19 August 2010

Billions in China for trees, EVs; green M&A up, and other sustainability business news

Top Stories

Report reveals burgeoning green M&A activity.reliability high.
"The number of mergers and acquisitions completed in the alternative energy sector in the past year climbed more than 54 per cent to 391 deals worldwide, according to new figures suggesting investor confidence in the clean tech sector remains bullish. Recently released research from IMAP, a global network of M&A advisory firms, shows that M&A activity in the three largest alternative energy sectors – biofuels, wind and solar energy – was worth $20.4bn (£13bn) during the 12 months to July this year. ... The report found that China boasted the largest M&A deals over the past year, with 23 transactions worth a total of $5.4bn. The US came in second in terms of transaction value with 72 deals worth $2.6bn." See BusinessGreen. Press release with more info here. PDF of report here.

China to spend $3B on alternative energy, trees.reliability high.
"China plans to invest $3 bln in the next 10 years to develop alternative energy fuels, combat desertification and prevent landslides. Wu Jian, a senior engineer with State Forestry Administration, said at a news conference on Wednesday that the trees will fight climate change by absorbing carbon and will produce material for bio-diesel and ethanol fuels by 2020." From Economic Times. [Global Times item says "China's government will earmark a total 200 billion yuan ($30 bln) to afforestation schemes to the end of 2021, the State Forestry Administration (SFA) announced Wednesday." So is it $3B or $30B?]

Companies, Industries, Markets and Supply Chains

Tata Motors set to launch electric Indica, Ace in Europe.reliability high.
"Tata Motors will launch its electric Indica and Ace EV in Europe this fiscal. Mr Ravi Kant, Vice-Chairman, told Business Line that the company would begin retailing electric vehicles in the UK and Scandinavian nations. Indications are that the Indica Vista is likely to be launched in the UK this September-October. ... The company is also watching the domestic market though no decision has been taken. 'Infrastructure support, primarily the network of charging stations, is practically absent in India. We cannot have electric vehicles without Government support, especially for setting up stations,' said Mr Ravi Pisharody, President, Commercial Vehicles." Article at The Hindu Business Line.
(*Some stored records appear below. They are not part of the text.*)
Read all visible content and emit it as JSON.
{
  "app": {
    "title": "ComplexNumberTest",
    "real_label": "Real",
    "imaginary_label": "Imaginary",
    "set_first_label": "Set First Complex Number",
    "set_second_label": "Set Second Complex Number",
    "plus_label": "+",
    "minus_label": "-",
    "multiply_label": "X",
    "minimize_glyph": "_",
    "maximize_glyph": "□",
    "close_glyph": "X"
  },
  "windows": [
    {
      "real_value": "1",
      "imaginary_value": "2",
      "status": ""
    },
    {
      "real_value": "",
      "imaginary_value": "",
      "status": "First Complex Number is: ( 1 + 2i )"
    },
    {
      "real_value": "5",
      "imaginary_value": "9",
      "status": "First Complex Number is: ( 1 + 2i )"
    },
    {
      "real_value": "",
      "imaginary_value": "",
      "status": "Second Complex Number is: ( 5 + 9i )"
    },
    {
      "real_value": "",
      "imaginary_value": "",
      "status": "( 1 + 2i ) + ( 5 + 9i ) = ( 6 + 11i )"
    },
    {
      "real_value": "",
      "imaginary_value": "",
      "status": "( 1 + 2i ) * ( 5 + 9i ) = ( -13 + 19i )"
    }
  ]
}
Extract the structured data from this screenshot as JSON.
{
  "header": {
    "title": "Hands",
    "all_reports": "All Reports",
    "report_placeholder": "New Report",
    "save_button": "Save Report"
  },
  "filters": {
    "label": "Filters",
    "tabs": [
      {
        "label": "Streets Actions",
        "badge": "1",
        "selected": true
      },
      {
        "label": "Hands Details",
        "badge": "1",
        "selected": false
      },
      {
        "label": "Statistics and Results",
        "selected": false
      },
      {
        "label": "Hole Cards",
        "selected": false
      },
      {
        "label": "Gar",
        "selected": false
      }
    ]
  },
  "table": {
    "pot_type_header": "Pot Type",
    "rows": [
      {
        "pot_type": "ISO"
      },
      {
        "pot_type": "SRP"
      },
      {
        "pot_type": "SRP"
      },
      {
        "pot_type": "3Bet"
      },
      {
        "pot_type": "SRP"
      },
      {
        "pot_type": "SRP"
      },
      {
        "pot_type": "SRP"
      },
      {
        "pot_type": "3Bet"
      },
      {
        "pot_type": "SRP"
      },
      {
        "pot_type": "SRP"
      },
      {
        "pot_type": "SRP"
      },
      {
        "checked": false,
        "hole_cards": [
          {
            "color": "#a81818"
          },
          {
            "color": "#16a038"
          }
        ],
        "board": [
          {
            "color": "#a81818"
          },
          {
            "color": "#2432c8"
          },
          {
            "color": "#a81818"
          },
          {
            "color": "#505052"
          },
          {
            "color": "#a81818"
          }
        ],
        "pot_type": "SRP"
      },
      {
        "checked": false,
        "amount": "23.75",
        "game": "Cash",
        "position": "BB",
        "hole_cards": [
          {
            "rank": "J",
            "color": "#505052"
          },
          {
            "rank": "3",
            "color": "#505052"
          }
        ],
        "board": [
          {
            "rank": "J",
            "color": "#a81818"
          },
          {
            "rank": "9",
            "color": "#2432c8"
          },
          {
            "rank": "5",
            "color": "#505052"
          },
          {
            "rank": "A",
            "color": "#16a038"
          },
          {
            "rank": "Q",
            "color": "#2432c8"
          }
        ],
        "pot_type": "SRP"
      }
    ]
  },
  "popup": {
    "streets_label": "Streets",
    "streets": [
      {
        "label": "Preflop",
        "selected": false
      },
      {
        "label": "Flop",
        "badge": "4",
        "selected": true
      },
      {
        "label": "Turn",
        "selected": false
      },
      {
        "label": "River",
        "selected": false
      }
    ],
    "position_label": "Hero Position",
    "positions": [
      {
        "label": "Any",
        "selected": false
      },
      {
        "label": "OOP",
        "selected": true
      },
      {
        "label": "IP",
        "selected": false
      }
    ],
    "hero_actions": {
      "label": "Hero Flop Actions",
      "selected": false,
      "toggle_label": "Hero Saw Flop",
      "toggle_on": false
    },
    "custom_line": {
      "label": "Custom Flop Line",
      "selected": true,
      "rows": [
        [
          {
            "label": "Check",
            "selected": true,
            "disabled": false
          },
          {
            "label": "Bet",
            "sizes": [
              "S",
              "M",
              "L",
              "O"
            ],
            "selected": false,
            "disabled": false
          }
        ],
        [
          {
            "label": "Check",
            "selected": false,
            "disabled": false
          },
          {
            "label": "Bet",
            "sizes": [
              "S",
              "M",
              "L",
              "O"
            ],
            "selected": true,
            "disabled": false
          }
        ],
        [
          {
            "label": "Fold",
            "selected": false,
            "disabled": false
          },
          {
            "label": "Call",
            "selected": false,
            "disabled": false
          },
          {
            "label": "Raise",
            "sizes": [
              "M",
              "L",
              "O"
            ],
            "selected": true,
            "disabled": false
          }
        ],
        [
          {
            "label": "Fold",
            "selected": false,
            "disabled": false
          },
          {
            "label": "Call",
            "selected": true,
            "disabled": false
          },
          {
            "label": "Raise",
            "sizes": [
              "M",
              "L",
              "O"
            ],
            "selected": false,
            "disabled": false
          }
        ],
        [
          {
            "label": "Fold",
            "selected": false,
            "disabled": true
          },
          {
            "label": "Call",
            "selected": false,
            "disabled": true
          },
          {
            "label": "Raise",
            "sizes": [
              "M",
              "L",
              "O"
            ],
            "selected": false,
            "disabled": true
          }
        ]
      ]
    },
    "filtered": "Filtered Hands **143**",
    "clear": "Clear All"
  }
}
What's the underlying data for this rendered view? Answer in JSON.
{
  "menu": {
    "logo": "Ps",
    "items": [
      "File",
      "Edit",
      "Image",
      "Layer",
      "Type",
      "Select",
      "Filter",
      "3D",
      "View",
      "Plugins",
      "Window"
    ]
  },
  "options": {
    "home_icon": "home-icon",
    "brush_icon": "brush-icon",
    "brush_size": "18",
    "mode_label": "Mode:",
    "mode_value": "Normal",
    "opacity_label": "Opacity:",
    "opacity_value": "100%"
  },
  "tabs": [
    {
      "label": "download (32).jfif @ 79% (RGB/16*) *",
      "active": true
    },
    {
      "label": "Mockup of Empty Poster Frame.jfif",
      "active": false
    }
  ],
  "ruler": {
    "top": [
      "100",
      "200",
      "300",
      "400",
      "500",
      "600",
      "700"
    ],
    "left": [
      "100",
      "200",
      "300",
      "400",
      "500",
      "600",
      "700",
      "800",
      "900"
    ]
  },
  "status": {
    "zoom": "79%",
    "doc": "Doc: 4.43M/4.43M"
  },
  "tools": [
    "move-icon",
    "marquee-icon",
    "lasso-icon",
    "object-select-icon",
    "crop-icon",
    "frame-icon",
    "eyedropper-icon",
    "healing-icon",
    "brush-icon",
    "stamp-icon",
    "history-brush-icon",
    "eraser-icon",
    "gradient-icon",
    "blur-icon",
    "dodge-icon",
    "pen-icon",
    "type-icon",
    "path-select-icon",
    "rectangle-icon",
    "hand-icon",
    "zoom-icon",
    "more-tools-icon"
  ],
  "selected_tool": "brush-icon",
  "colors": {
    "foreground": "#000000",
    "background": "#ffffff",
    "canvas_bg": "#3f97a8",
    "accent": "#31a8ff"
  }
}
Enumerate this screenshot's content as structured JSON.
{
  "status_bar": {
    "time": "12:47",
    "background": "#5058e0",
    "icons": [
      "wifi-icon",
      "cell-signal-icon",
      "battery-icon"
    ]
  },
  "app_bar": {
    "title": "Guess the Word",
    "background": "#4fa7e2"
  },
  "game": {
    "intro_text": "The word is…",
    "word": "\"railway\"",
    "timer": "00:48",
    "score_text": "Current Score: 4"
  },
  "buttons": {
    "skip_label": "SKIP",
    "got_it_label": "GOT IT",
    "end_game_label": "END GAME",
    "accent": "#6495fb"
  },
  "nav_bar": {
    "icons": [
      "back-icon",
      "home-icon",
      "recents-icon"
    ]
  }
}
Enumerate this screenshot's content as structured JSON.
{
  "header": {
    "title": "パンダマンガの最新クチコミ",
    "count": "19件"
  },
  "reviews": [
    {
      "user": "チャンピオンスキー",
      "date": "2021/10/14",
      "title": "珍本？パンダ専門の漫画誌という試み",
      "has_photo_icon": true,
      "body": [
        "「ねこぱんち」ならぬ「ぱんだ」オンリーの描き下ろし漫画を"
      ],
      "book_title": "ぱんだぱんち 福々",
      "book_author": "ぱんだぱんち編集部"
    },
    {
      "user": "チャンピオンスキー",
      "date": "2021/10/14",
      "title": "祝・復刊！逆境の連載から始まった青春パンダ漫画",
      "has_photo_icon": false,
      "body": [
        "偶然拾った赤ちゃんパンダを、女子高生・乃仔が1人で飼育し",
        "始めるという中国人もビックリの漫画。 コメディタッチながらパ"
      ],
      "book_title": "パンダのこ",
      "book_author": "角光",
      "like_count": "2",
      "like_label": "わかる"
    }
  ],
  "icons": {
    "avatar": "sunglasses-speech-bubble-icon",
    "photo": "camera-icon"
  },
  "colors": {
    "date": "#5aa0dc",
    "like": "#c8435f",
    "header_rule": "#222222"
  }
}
Warming trends may change global wine map.reliability high.
Guest column says "The wine industry may be among the very few in which a leading figure will smile broadly when asked about climate change and declare, 'I love it.' ... Müller is elated because growers in cooler-climate regions like the Saar often struggle to achieve ripeness in their grapes, and warmer temperatures are helping." Observations of scientists of warming in growing regions and possible consequences. "Even if such scenarios prove to be true, it won't be as simple as planting new grape varieties. Jones points to France's Burgundy and wonders whether it will remain the classic home for pinot noir. 'And if it's not climatically the best place for pinot noir then what happens when it grows syrah or merlot? Will the government allow that to happen? Will the culture of the region accept that? And then will the marketplace - a whole new generation of wine drinkers - will they accept a different wine style from a given region?' he asked." See Reuters story.

Low-carbon focus should be on existing buildings, says report.reliability high.
"Improving the energy efficiency of the existing building stock is a more cost-effective route for achieving CO2 savings than constructing new buildings, a new report reveals. ... The report, published by IHS BRE Press, considers the relative impact on UK CO2 savings targets of constructing new, zero-carbon buildings as opposed to improving the energy efficiency of existing buildings. Carbon dioxide emissions from UK buildings accounted for approximately 40 percent of total UK CO2 emissions in 2006. The UK government has stated its aim to reduce greenhouse gas emissions by 80 percent by 2050." From Click Green. Press release here. [Access: You can order a printed copy here for £30.00, or download it as a PDF file for £35.25 (?!?).]

16 state-owned companies form electric auto alliance.reliability high.
"The Electric Vehicle Industry Alliance, which consists of 16 Chinese central state-owned enterprises (SOEs) and is led by the State-owned Assets Supervision and Administration Commission of the State Council (SASAC), was founded in Beijing on August 18. The alliance's short-term goal is to promote the unification of electric car-related technologies, and its medium and long-term goal is to master the core technology for electric vehicles and build internationally competitive Chinese electric car brands, reported today's Shanghai Securities News. ... The main purpose of SASAC's launching the alliance is to concentrate all useful resources on promoting the development of the electric car industry. An insider said that according to the alliance's plan, total investments in the new-energy vehicle industry from the alliance members will reach 100 billion yuan by 2012." Story in People's Daily Online. [100 billion yuan is about $30 billion at purchasing power parity.]